Дед разводит руками. Он искренне сожалеет, что на может больше принести богу, и протягивает жилистую руку Василию.
— Давай, домнуле… бог с тобой. Мне волы не нужны. Я душу свою спасаю.
— Веди, дед, волов… — озадаченно говорит Синика, сам не понимая, что произошло.
Через четверть часа дед их привел. Пару хороших, рослых, темно-серых волов. Дед останавливает их возле телеги Синики и привязывает. Он даже не вспоминает о хорошем ременном поводе и отдает его вместе с волами. Но, принимая деньги, дед робко спрашивает Синику, не купит ли он и корову. Хорошую, молочную корову. Ее продает его соседка, старая вдова.
А почему бы не купить и корову? Василий может купить и корову. Он даст возможность приобрести уголок в раю и вдове.
— Пусть приведет.
Вдова просит дороговато за серую молочную корову. Она просит десять рублей.
— Эй, баба, я за пару волов пять дал, дам и тебе столько же за одну корову.
— Но то ж волы, а то молочная корова. Одна только и есть…
— Пять рублей.
— Восемь.
— Пять.
— Семь.
— Пять, баба, больше не дам.
— Мулцэним, домнуле… Пусть вам будет на счастье.

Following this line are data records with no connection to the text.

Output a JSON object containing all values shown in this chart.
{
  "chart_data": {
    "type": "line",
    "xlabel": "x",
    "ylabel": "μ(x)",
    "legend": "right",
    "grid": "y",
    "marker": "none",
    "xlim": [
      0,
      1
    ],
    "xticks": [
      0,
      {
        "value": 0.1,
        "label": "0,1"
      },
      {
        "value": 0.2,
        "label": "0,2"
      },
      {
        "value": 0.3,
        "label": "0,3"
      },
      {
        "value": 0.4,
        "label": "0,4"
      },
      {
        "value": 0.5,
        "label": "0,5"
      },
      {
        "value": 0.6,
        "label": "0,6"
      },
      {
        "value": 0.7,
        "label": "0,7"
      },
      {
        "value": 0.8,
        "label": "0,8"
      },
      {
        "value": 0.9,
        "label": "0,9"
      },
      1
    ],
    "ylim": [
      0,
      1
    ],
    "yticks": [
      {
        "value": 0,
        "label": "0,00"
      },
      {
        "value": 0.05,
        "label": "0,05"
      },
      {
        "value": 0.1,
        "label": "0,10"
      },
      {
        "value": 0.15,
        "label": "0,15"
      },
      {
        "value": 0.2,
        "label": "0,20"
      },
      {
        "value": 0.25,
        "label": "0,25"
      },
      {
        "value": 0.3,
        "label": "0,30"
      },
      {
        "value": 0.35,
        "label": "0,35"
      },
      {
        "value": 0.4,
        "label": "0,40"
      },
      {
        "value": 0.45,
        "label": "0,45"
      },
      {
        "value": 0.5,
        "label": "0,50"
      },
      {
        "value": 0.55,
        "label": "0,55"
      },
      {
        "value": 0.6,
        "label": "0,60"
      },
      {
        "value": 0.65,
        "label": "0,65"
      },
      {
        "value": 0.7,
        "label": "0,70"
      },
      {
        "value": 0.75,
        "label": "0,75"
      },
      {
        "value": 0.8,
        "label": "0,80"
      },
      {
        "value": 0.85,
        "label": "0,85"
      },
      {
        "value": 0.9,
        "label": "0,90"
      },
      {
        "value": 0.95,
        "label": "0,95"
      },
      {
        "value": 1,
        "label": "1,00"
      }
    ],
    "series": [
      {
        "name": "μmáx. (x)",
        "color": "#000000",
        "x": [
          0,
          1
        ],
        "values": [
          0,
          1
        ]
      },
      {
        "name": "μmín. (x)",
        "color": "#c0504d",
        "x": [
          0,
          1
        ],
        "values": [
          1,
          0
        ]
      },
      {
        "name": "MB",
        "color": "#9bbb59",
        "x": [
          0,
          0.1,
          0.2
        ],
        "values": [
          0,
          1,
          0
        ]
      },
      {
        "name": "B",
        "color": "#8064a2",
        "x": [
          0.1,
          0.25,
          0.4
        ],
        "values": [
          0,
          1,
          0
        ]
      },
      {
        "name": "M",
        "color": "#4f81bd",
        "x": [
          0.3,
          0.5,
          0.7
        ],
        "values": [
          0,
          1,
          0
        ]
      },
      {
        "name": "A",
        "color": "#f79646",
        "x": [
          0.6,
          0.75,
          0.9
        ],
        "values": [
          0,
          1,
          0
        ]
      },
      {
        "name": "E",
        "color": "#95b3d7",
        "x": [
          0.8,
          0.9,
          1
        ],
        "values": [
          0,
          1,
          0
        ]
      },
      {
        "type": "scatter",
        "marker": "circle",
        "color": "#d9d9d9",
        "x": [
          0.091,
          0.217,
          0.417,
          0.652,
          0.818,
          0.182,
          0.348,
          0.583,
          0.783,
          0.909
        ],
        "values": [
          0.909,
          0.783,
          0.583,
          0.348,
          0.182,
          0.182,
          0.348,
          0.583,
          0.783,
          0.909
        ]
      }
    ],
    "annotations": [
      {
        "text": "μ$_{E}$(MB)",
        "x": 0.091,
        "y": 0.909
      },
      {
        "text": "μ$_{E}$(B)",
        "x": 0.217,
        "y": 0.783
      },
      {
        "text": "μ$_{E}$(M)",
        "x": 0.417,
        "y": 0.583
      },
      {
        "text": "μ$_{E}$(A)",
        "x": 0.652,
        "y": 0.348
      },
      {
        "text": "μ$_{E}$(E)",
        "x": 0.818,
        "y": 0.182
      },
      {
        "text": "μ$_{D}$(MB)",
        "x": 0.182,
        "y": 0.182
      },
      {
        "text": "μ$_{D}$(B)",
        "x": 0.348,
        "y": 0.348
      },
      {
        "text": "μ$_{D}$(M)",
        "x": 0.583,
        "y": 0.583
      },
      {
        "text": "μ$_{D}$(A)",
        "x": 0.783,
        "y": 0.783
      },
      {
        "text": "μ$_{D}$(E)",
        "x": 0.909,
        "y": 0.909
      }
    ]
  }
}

Синика от удивления сбил на затылок шапку. Десять рублей пара волов и корова, каким цена полтораста, а то и двести.
Нет, Синика не поедет домой. Синика будет помогать молдаванам отправляться в рай к богу, он поможет им добыть спасение у ног «пэринцела» Иннокентия. У Синики есть для начала деньги, и ему ничего не стоит списаться с купцом Елизаровым в Москве, тем, что покупает у него виноград на перепродажу. Синика оставляет купленный скот во дворе у деда и летит опять в Балту. Он телеграфирует купцу Елизарову, что может поставлять ему мясной скот по очень низкой цене.
В ответ получает согласие. Василий, дрожа всем телом, едет на станцию Балта, фрахтует вагоны и грузит первые двенадцать вагонов скота. Все это обошлось ему… в сто шестьдесят рублей, а с купца Елизарова он просит две тысячи четыреста четыре рубля. Почти даром.
Трепетно ждал ответа — денег на посланные накладные — и, когда получил перевод на полную сумму, решил:
«Куплю Мардаря! Не будет он сидеть у меня на шее. Вздохну свободно».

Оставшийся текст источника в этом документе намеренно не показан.